To Benjamin Franklin from ——— Carroll, Marquise d’Auzoüer, 4 July 1778

From ——— Carroll, Marquise d’Auzoüer5

ALS: University of Pennsylvania Library

Madame dauzouer hotel de flandre rue dophine
pres le pont neuf ce 4 julliet 17786

Quoi que je vous sois, Monsieur, tres inconue permettez-moy d’envoyer savoir l’heure ou je pourai avoir l’honneur de vous voir demain, ou tout autre jour de votre comodité. J’ésperere que vous voudrai bien m’accorder cette grace. Je suis une proche parante de messieurs carrolls qui habitent anapolie dans le meriland. Je vous assure, monsieur, que je prand beaucoup de part a tous les succés de votre patrie et que personne ne sauroit être plus que moy, penetrée des sentimens de veneration qui vous sont dus. Avec lesquels j’ai l’honneur d’etre Monsieur Votre tres humble et tres obeissante servante

Carroll Dauzoüer

Notation: Carroll 4 juillet 1777.

[Note numbering follows the Franklin Papers source.]

5A close French relative, as she says, of the Carrolls of Carrollton. She had been in touch with Charles Carroll, BF’s companion on the mission to Canada, as early as 1771, when she had written to ask him why he had not paid her the visit he had promised during his school days in France years before, and to inquire about the American branch of the family.

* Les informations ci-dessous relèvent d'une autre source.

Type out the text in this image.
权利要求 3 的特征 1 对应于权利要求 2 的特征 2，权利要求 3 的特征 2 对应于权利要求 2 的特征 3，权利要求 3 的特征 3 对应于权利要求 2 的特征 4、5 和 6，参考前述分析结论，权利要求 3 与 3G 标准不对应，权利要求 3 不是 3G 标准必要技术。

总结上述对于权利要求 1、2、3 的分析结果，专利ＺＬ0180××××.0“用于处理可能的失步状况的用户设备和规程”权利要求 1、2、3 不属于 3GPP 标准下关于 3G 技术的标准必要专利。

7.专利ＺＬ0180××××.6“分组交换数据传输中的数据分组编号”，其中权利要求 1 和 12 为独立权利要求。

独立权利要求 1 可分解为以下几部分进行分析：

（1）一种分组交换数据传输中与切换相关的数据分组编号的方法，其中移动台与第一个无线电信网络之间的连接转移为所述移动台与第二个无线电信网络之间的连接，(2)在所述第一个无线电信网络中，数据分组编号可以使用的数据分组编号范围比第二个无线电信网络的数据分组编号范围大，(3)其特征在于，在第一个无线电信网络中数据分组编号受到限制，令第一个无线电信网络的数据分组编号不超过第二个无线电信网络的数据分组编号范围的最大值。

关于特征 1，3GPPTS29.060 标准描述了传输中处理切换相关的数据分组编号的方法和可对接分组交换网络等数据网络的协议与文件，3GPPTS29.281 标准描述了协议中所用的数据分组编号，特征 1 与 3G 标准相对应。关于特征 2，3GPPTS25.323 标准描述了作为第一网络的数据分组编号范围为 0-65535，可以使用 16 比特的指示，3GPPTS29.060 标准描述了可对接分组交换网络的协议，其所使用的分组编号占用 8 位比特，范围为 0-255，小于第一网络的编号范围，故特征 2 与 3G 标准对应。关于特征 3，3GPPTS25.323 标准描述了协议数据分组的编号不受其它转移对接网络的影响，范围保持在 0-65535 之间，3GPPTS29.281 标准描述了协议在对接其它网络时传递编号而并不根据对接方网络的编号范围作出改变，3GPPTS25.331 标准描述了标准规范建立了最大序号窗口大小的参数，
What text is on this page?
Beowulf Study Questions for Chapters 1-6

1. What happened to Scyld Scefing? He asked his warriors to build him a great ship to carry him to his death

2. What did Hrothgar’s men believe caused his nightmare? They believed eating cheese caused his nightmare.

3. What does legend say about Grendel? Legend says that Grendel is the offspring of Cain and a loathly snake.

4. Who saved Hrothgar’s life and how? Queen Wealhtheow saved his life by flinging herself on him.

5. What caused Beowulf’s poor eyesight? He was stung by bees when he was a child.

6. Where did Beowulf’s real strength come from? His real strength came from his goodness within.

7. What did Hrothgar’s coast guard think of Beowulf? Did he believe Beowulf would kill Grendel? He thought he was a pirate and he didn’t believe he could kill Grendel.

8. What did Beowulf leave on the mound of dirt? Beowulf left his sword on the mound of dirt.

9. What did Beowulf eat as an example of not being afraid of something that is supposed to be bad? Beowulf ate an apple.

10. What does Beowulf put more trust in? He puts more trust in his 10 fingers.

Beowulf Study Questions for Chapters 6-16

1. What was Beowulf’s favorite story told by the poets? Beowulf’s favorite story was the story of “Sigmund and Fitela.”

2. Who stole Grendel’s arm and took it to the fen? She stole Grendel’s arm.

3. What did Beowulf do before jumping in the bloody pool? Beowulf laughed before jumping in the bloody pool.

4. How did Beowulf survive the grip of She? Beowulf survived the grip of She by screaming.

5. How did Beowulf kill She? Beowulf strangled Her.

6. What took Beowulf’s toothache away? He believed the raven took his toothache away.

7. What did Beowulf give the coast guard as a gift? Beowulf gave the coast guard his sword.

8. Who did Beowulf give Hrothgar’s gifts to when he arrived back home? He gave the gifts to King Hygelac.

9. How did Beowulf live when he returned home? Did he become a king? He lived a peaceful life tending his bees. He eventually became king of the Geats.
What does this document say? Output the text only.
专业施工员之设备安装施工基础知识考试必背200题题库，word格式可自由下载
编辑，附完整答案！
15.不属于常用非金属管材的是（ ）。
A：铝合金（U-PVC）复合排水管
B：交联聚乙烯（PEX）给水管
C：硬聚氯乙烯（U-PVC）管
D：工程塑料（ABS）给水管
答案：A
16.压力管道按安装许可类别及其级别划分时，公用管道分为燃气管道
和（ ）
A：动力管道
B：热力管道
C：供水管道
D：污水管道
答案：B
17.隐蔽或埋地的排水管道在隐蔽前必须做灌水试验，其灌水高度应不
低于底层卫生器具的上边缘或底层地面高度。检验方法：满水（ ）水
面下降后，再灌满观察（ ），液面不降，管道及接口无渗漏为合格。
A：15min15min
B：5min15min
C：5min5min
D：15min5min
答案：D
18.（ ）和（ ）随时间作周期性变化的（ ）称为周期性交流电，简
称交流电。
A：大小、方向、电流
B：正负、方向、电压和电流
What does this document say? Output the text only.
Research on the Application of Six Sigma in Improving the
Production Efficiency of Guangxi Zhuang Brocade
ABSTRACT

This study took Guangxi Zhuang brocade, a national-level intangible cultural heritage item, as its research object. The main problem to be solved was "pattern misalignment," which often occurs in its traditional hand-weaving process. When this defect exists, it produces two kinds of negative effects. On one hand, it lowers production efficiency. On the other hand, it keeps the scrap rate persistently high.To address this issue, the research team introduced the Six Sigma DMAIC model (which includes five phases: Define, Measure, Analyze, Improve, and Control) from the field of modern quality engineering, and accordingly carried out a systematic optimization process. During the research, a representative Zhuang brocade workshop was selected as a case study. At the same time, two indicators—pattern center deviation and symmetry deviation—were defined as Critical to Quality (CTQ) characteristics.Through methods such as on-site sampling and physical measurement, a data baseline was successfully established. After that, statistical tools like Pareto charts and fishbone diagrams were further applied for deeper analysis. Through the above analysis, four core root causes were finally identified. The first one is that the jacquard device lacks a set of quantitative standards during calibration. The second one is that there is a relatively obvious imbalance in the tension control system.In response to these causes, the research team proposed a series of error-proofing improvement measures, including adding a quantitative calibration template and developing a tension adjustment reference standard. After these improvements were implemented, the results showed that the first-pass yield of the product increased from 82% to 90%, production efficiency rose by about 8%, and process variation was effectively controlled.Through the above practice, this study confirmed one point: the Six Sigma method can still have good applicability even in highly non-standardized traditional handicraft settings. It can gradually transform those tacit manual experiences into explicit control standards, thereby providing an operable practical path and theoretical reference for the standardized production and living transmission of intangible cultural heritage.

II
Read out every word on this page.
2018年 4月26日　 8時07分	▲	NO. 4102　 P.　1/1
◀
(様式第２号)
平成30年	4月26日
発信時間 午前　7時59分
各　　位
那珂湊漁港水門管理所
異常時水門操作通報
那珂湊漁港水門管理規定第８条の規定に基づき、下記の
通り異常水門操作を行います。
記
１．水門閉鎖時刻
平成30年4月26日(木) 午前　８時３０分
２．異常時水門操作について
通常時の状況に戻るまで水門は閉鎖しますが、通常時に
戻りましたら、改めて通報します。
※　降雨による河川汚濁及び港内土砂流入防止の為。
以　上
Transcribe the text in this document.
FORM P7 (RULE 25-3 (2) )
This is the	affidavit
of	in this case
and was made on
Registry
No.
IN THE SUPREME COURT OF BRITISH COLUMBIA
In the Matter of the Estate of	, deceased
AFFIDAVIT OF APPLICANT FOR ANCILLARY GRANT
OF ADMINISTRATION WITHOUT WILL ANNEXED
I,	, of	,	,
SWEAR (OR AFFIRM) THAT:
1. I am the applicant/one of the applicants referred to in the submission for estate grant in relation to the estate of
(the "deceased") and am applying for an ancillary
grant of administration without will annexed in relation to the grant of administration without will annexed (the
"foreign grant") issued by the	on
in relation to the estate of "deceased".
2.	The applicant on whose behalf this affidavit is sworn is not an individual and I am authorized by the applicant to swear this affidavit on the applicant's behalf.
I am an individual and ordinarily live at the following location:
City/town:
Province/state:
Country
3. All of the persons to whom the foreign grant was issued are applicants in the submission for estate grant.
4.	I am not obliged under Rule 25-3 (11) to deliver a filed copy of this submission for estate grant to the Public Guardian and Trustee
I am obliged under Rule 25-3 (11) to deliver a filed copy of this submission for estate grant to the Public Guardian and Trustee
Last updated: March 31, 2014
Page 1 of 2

His reply ascribed his not keeping the promise “to a certain giddiness incident to youth,” and gave her a detailed genealogy. J.G.D. Paul, “A Lost Letter-Book of Charles Carroll of Carrollton,” Md. Hist. Mag., XXXII (1937), 203–8. She had either kept up the correspondence since then or was renewing it with some vigor. On July 12 she wrote BF again from Paris, to regret that the enclosed letters were probably too late to go with the dispatches of which he had spoken; but she had recently written Mr. Carroll by Mr. “Mayland” (James Moylan, the commissioners’ agent at Lorient), “ce qui multiplira mes lettres.” She expressed her pleasure at meeting BF and her enthusiasm for his cause, and added regards from her husband, “un gentilhomme qui vit dans sa terre dont il est le seigneur et de sa paroisse.” They were leaving in a fortnight for their country estate; if letters came for her from Mr. Carroll, would he please forward them? University of Pa. Library.

6The final digit could be read as a 7. But her husband referred in a letter of Jan. 21, 1780, to a meeting that he and his wife had had with BF in July, 1778, and she reminded BF of her visit in that year when she wrote him on Oct. 12, 1784. APS.